Rods, another cousin of the wand is a shorter version of the staff, which is about 3 ft in length. It was believed in Egyptian, Islamic, Babylonian, and Jewish magic that a person who carried a rod that had been charged during a storm that had both thunder and lightning, had the power to settle all disputes. Thus giving that person judge and mediation authority. In European lore a rod empowered under the full moon of Samhain carried great authority over spirits of heaven and earth. Other rods were purposely charged for individual events like childbirth. Today, rods are not used or seen often, but are usually painted with the colors of a persons coven and symbolically inscribed. Like the wand it is used to focus intent and energy.
A stang is a 5-6 ft branch with a “Y” at the end. It is most often a ceremonial symbol or centerpiece, symbolizing the magic of “3” or the trinity, such as Mother, Maiden, Crone; Air, Earth, Seal; Body, Mind and Spirit; God, Goddess, Spirit; etc… When used I ritual it is usually placed in the North. Practicing Druids place the Stang in the center. When used they are usually decorated specifically for the rite or ritual.
A similar pole is erected in the center of a Voodoo rite called Ponteau Mitan, dedicated to Damballah.
Another form of a wand is the Caduceus, or the Wand of Hermes. The caduceus is the legendary herald’s wand of the Greek God Hermes (Roman, Mercury). This symbol, a winged staff entwined by twin serpents, is nearly universal, found in Egypt, Mesopotamia, and India, where it is always a symbol of harmony and balance. To the people of Sumer over 4000 years ago, this was the emblem of life, the symbol is said to have power of wealth, prosperity, happiness and dreams, allowing the person carrying the rod of the double serpents to touch the magic of the heavens. In Egypt this was carried by Isis and Anubis. In Greece, this was displayed over healing temples, representing the strength and wisdom of Hermes. In Hindu symbolism the Caduceus is represents the double helix or DNA.

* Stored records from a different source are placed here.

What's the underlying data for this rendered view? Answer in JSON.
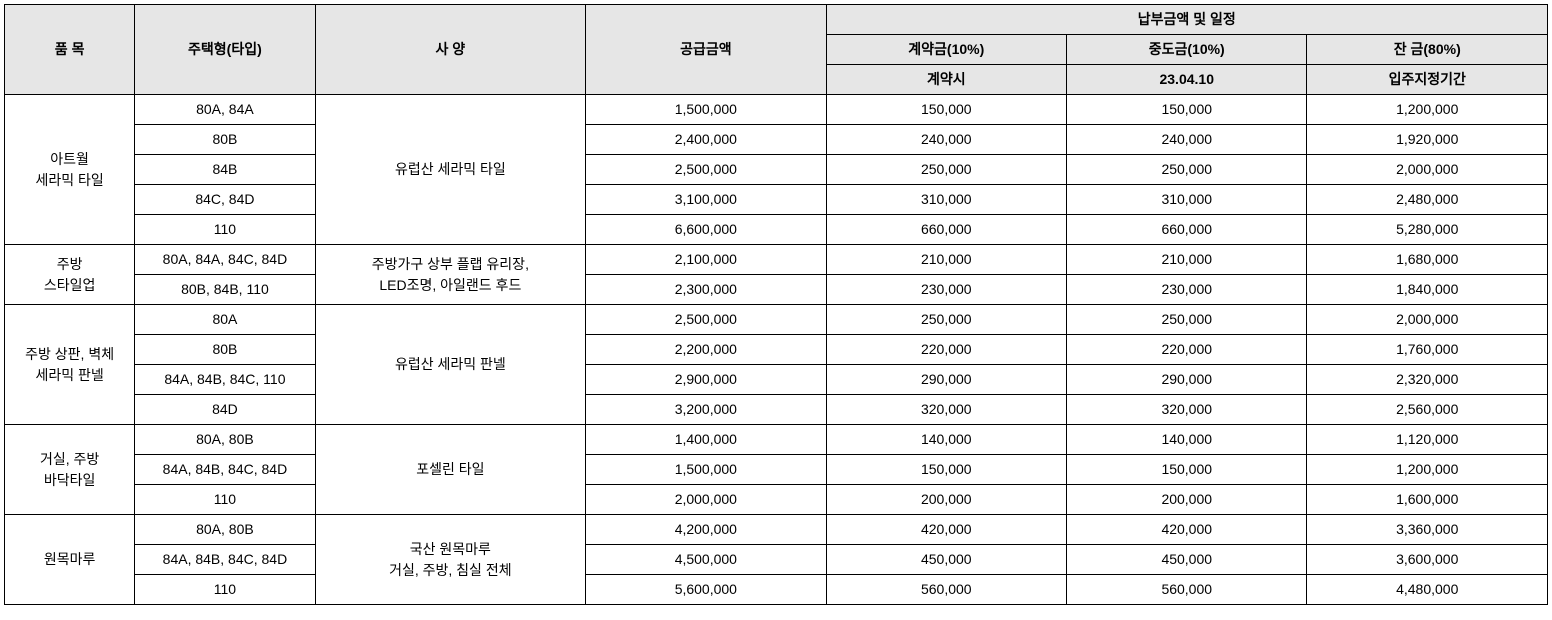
{
  "headers": {
    "item": "품 목",
    "type": "주택형(타입)",
    "spec": "사  양",
    "supply": "공급금액",
    "schedule": "납부금액 및 일정",
    "deposit_label": "계약금(10%)",
    "mid_label": "중도금(10%)",
    "balance_label": "잔 금(80%)",
    "deposit_when": "계약시",
    "mid_when": "23.04.10",
    "balance_when": "입주지정기간"
  },
  "groups": [
    {
      "item_lines": [
        "아트월",
        "세라믹 타일"
      ],
      "spec": "유럽산 세라믹 타일",
      "rows": [
        {
          "type": "80A, 84A",
          "supply": "1,500,000",
          "deposit": "150,000",
          "mid": "150,000",
          "balance": "1,200,000"
        },
        {
          "type": "80B",
          "supply": "2,400,000",
          "deposit": "240,000",
          "mid": "240,000",
          "balance": "1,920,000"
        },
        {
          "type": "84B",
          "supply": "2,500,000",
          "deposit": "250,000",
          "mid": "250,000",
          "balance": "2,000,000"
        },
        {
          "type": "84C, 84D",
          "supply": "3,100,000",
          "deposit": "310,000",
          "mid": "310,000",
          "balance": "2,480,000"
        },
        {
          "type": "110",
          "supply": "6,600,000",
          "deposit": "660,000",
          "mid": "660,000",
          "balance": "5,280,000"
        }
      ]
    },
    {
      "item_lines": [
        "주방",
        "스타일업"
      ],
      "spec_lines": [
        "주방가구 상부 플랩 유리장,",
        "LED조명, 아일랜드 후드"
      ],
      "rows": [
        {
          "type": "80A, 84A, 84C, 84D",
          "supply": "2,100,000",
          "deposit": "210,000",
          "mid": "210,000",
          "balance": "1,680,000"
        },
        {
          "type": "80B, 84B, 110",
          "supply": "2,300,000",
          "deposit": "230,000",
          "mid": "230,000",
          "balance": "1,840,000"
        }
      ]
    },
    {
      "item_lines": [
        "주방 상판, 벽체",
        "세라믹 판넬"
      ],
      "spec": "유럽산 세라믹 판넬",
      "rows": [
        {
          "type": "80A",
          "supply": "2,500,000",
          "deposit": "250,000",
          "mid": "250,000",
          "balance": "2,000,000"
        },
        {
          "type": "80B",
          "supply": "2,200,000",
          "deposit": "220,000",
          "mid": "220,000",
          "balance": "1,760,000"
        },
        {
          "type": "84A, 84B, 84C, 110",
          "supply": "2,900,000",
          "deposit": "290,000",
          "mid": "290,000",
          "balance": "2,320,000"
        },
        {
          "type": "84D",
          "supply": "3,200,000",
          "deposit": "320,000",
          "mid": "320,000",
          "balance": "2,560,000"
        }
      ]
    },
    {
      "item_lines": [
        "거실, 주방",
        "바닥타일"
      ],
      "spec": "포셀린 타일",
      "rows": [
        {
          "type": "80A, 80B",
          "supply": "1,400,000",
          "deposit": "140,000",
          "mid": "140,000",
          "balance": "1,120,000"
        },
        {
          "type": "84A, 84B, 84C, 84D",
          "supply": "1,500,000",
          "deposit": "150,000",
          "mid": "150,000",
          "balance": "1,200,000"
        },
        {
          "type": "110",
          "supply": "2,000,000",
          "deposit": "200,000",
          "mid": "200,000",
          "balance": "1,600,000"
        }
      ]
    },
    {
      "item_lines": [
        "원목마루"
      ],
      "spec_lines": [
        "국산 원목마루",
        "거실, 주방, 침실 전체"
      ],
      "rows": [
        {
          "type": "80A, 80B",
          "supply": "4,200,000",
          "deposit": "420,000",
          "mid": "420,000",
          "balance": "3,360,000"
        },
        {
          "type": "84A, 84B, 84C, 84D",
          "supply": "4,500,000",
          "deposit": "450,000",
          "mid": "450,000",
          "balance": "3,600,000"
        },
        {
          "type": "110",
          "supply": "5,600,000",
          "deposit": "560,000",
          "mid": "560,000",
          "balance": "4,480,000"
        }
      ]
    }
  ]
}
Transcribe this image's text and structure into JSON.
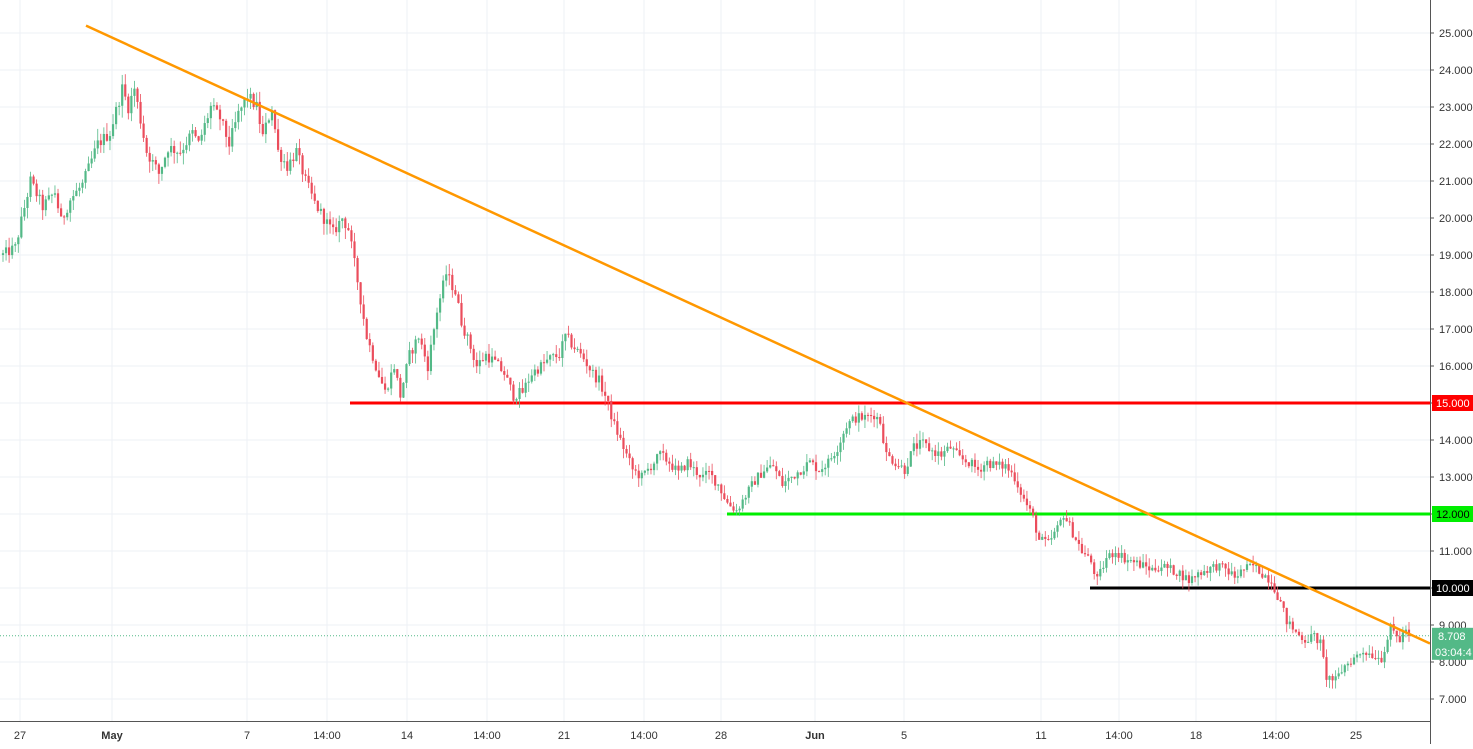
{
  "chart_data": {
    "type": "candlestick",
    "title": "",
    "ylim": [
      6.5,
      25.75
    ],
    "grid": true,
    "y_ticks": [
      "25.000",
      "24.000",
      "23.000",
      "22.000",
      "21.000",
      "20.000",
      "19.000",
      "18.000",
      "17.000",
      "16.000",
      "15.000",
      "14.000",
      "13.000",
      "12.000",
      "11.000",
      "10.000",
      "9.000",
      "8.000",
      "7.000"
    ],
    "x_ticks": [
      "27",
      "May",
      "7",
      "14:00",
      "14",
      "14:00",
      "21",
      "14:00",
      "28",
      "Jun",
      "5",
      "11",
      "14:00",
      "18",
      "14:00",
      "25"
    ],
    "horizontal_levels": [
      {
        "value": 15,
        "label": "15.000",
        "color": "#ff0000"
      },
      {
        "value": 12,
        "label": "12.000",
        "color": "#00ee00"
      },
      {
        "value": 10,
        "label": "10.000",
        "color": "#000000"
      }
    ],
    "trendline": {
      "color": "#ff9800",
      "start_value": 25.2,
      "end_value": 8.5
    },
    "last_price": {
      "value": 8.708,
      "label": "8.708",
      "countdown": "03:04:4",
      "color": "#53b987"
    },
    "colors": {
      "up": "#53b987",
      "down": "#eb4d5c",
      "grid": "#eef1f5"
    },
    "anchors": [
      [
        0,
        19.0
      ],
      [
        4,
        19.2
      ],
      [
        9,
        21.0
      ],
      [
        13,
        20.3
      ],
      [
        17,
        20.7
      ],
      [
        19,
        19.9
      ],
      [
        22,
        20.5
      ],
      [
        26,
        20.9
      ],
      [
        31,
        22.0
      ],
      [
        35,
        22.3
      ],
      [
        39,
        23.5
      ],
      [
        41,
        23.0
      ],
      [
        43,
        23.5
      ],
      [
        47,
        21.8
      ],
      [
        51,
        21.2
      ],
      [
        54,
        21.9
      ],
      [
        58,
        21.8
      ],
      [
        62,
        22.3
      ],
      [
        64,
        22.0
      ],
      [
        68,
        23.0
      ],
      [
        71,
        22.7
      ],
      [
        74,
        22.0
      ],
      [
        77,
        22.8
      ],
      [
        80,
        23.3
      ],
      [
        83,
        23.0
      ],
      [
        85,
        22.2
      ],
      [
        88,
        23.0
      ],
      [
        90,
        21.8
      ],
      [
        93,
        21.4
      ],
      [
        96,
        21.8
      ],
      [
        99,
        21.0
      ],
      [
        102,
        20.4
      ],
      [
        105,
        20.0
      ],
      [
        108,
        19.6
      ],
      [
        111,
        20.0
      ],
      [
        113,
        19.7
      ],
      [
        116,
        18.3
      ],
      [
        119,
        16.8
      ],
      [
        122,
        16.0
      ],
      [
        125,
        15.3
      ],
      [
        128,
        16.0
      ],
      [
        130,
        15.2
      ],
      [
        133,
        16.3
      ],
      [
        136,
        16.8
      ],
      [
        139,
        16.0
      ],
      [
        142,
        17.5
      ],
      [
        145,
        18.5
      ],
      [
        148,
        18.0
      ],
      [
        150,
        17.2
      ],
      [
        153,
        16.5
      ],
      [
        155,
        16.0
      ],
      [
        158,
        16.3
      ],
      [
        161,
        16.1
      ],
      [
        164,
        15.8
      ],
      [
        167,
        15.2
      ],
      [
        170,
        15.3
      ],
      [
        173,
        15.8
      ],
      [
        176,
        16.0
      ],
      [
        179,
        16.2
      ],
      [
        182,
        16.3
      ],
      [
        184,
        16.8
      ],
      [
        187,
        16.5
      ],
      [
        190,
        16.2
      ],
      [
        193,
        15.8
      ],
      [
        195,
        15.6
      ],
      [
        197,
        15.2
      ],
      [
        200,
        14.4
      ],
      [
        203,
        13.8
      ],
      [
        206,
        13.2
      ],
      [
        209,
        13.0
      ],
      [
        212,
        13.3
      ],
      [
        215,
        13.6
      ],
      [
        218,
        13.4
      ],
      [
        221,
        13.1
      ],
      [
        224,
        13.4
      ],
      [
        226,
        13.2
      ],
      [
        229,
        13.0
      ],
      [
        231,
        13.1
      ],
      [
        234,
        12.8
      ],
      [
        237,
        12.3
      ],
      [
        240,
        12.1
      ],
      [
        243,
        12.5
      ],
      [
        246,
        12.9
      ],
      [
        249,
        13.2
      ],
      [
        252,
        13.3
      ],
      [
        255,
        12.8
      ],
      [
        258,
        13.0
      ],
      [
        261,
        13.2
      ],
      [
        264,
        13.4
      ],
      [
        267,
        13.2
      ],
      [
        270,
        13.4
      ],
      [
        273,
        13.8
      ],
      [
        276,
        14.4
      ],
      [
        279,
        14.6
      ],
      [
        282,
        14.6
      ],
      [
        285,
        14.7
      ],
      [
        287,
        14.5
      ],
      [
        289,
        13.6
      ],
      [
        292,
        13.4
      ],
      [
        295,
        13.2
      ],
      [
        298,
        13.8
      ],
      [
        301,
        13.9
      ],
      [
        304,
        13.7
      ],
      [
        307,
        13.6
      ],
      [
        310,
        13.8
      ],
      [
        313,
        13.5
      ],
      [
        316,
        13.4
      ],
      [
        319,
        13.2
      ],
      [
        322,
        13.4
      ],
      [
        325,
        13.3
      ],
      [
        328,
        13.3
      ],
      [
        331,
        13.0
      ],
      [
        334,
        12.4
      ],
      [
        337,
        11.9
      ],
      [
        339,
        11.3
      ],
      [
        342,
        11.2
      ],
      [
        345,
        11.6
      ],
      [
        347,
        12.0
      ],
      [
        350,
        11.5
      ],
      [
        353,
        11.0
      ],
      [
        356,
        10.7
      ],
      [
        358,
        10.2
      ],
      [
        361,
        10.8
      ],
      [
        364,
        11.0
      ],
      [
        367,
        10.8
      ],
      [
        370,
        10.7
      ],
      [
        373,
        10.6
      ],
      [
        376,
        10.5
      ],
      [
        379,
        10.6
      ],
      [
        382,
        10.5
      ],
      [
        385,
        10.4
      ],
      [
        388,
        10.2
      ],
      [
        391,
        10.4
      ],
      [
        394,
        10.5
      ],
      [
        397,
        10.6
      ],
      [
        400,
        10.5
      ],
      [
        403,
        10.3
      ],
      [
        406,
        10.5
      ],
      [
        409,
        10.6
      ],
      [
        412,
        10.4
      ],
      [
        415,
        10.2
      ],
      [
        418,
        9.6
      ],
      [
        420,
        9.1
      ],
      [
        423,
        8.8
      ],
      [
        426,
        8.6
      ],
      [
        429,
        8.7
      ],
      [
        431,
        8.5
      ],
      [
        433,
        7.6
      ],
      [
        436,
        7.5
      ],
      [
        439,
        7.9
      ],
      [
        442,
        8.1
      ],
      [
        445,
        8.3
      ],
      [
        448,
        8.2
      ],
      [
        451,
        8.1
      ],
      [
        454,
        8.9
      ],
      [
        457,
        8.6
      ],
      [
        459,
        8.9
      ],
      [
        460,
        8.708
      ]
    ]
  }
}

In it’s earliest form, the caduceus appears as a forked rod, the prongs knotted or crossed to form a loop. It was used not only to represent the duality of the Divine, but for the ability of the human to reach the Gods and for the Gods to reach the humans by travelling up and down the world axis. As time went by the rod was entwined with two serpents, heads facing each other as a symbol to settle arguments. The wings are symbolic of flying messengers, like Hermes and Mercury. To alchemists, the caduceus is still considered the sign of the planet and element Mercury and means, “that which poisons can also heal”. Today this symbol has been adopted by the medical field and can be seen on ambulances, in doctor’s offices and hospitals.
In Conclusion, the wand is a tool that has been used through the ages, in many cultures, in various forms, shapes and sizes. But in essence the wand is still simply an extension of the witch, a tool historically and ancestrally linked to the path most of us follow today. There is no magic wand that has the instant fix many are looking for. There is no Fairy God Mother with a “bibity, bobity, boo” going to fix everything for us. But knowing how to use the wand to direct energy and intent is an important lesson for the witch of today. Knowing the metaphysical qualities of the woods, metals, crystals, gems and other materials used in today’s wands only helps us to more focus our intentions and spin magic. Wands and it’s cousins are also a connection to the Tree of Life, the origins of existence. They are the rawness of Goddess, nature, and the elements available for a witch’s working, to make a direct magical current between her and Goddess.